A decorticator (from Latin: cortex, bark) is a machine for stripping the skin, bark, or rind off nuts, wood, plant stalks, grain, etc., in preparation for further processing.

==History==

In 1933, a farmer named Bernagozzi from Bologna manufactured a machine called a "scavezzatrice", a decorticator for hemp. A working hemp decorticator from 1890, manufactured in Germany, is preserved in a museum in Bologna.

In Italy, the"scavezzatrice" faded in the 1950s because of monopolisation from fossil fuel, paper interests, synthetic materials and from other less profitable crops.

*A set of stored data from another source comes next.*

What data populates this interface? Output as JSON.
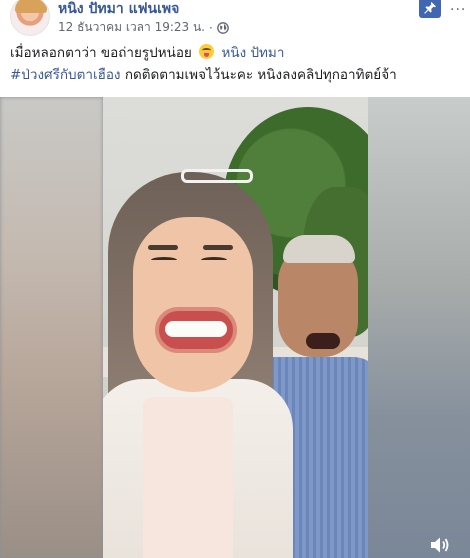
{
  "post": {
    "page_name": "หนิง ปัทมา แฟนเพจ",
    "timestamp": "12 ธันวาคม เวลา 19:23 น.",
    "separator": "·",
    "caption_line1_text": "เมื่อหลอกตาว่า ขอถ่ายรูปหน่อย",
    "caption_mention": "หนิง ปัทมา",
    "caption_hashtag": "#ป่วงศรีกับตาเฮือง",
    "caption_line2_text": "กดติดตามเพจไว้นะคะ หนิงลงคลิปทุกอาทิตย์จ้า",
    "more_label": "···"
  },
  "icons": {
    "globe": "globe-icon",
    "pin": "pin-icon",
    "emoji": "tongue-wink-emoji",
    "volume": "volume-icon"
  },
  "colors": {
    "link": "#385898",
    "pin_bg": "#4267b2",
    "meta_text": "#606770"
  }
}
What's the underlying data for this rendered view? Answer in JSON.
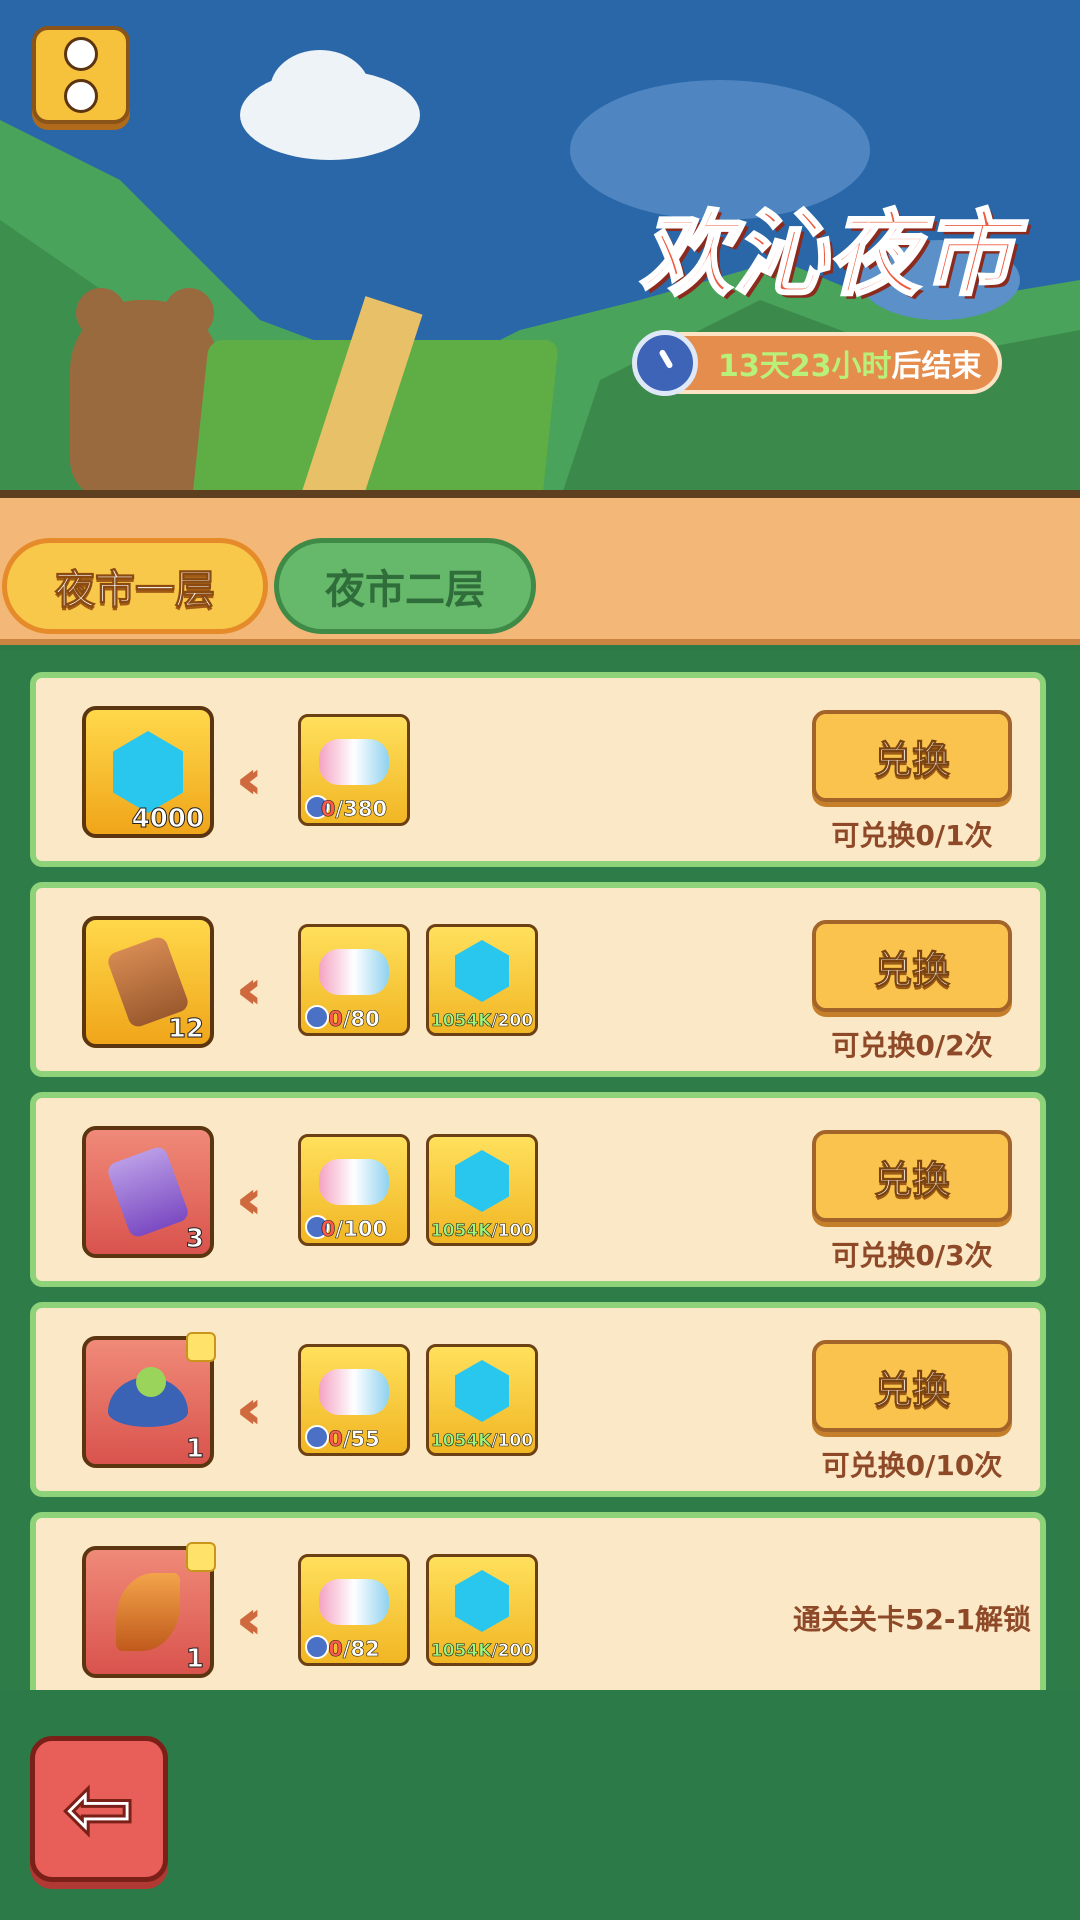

Many types of decorticators have been developed since 1890.

In 1919, George Schlichten received a U.S. patent on his improvements of the decorticator for treating fiber bearing plants. Schlichten failed to find investors for production of his decorticator and died in 1923, a broken man. His business was revived a decade after death in 1933.

Newer, high-speed kinematic decorticators, use a different mechanism, enabling separation into three streams; bast fibre, hurd, and green microfiber.

==Current usage==

In some decorticators, the operation is "semi-automatic", featuring several stops during operation, while more modern systems, such as high-speed kinematic decorticators, are fully automatic.

There are companies who produce and sell decorticators for different crops.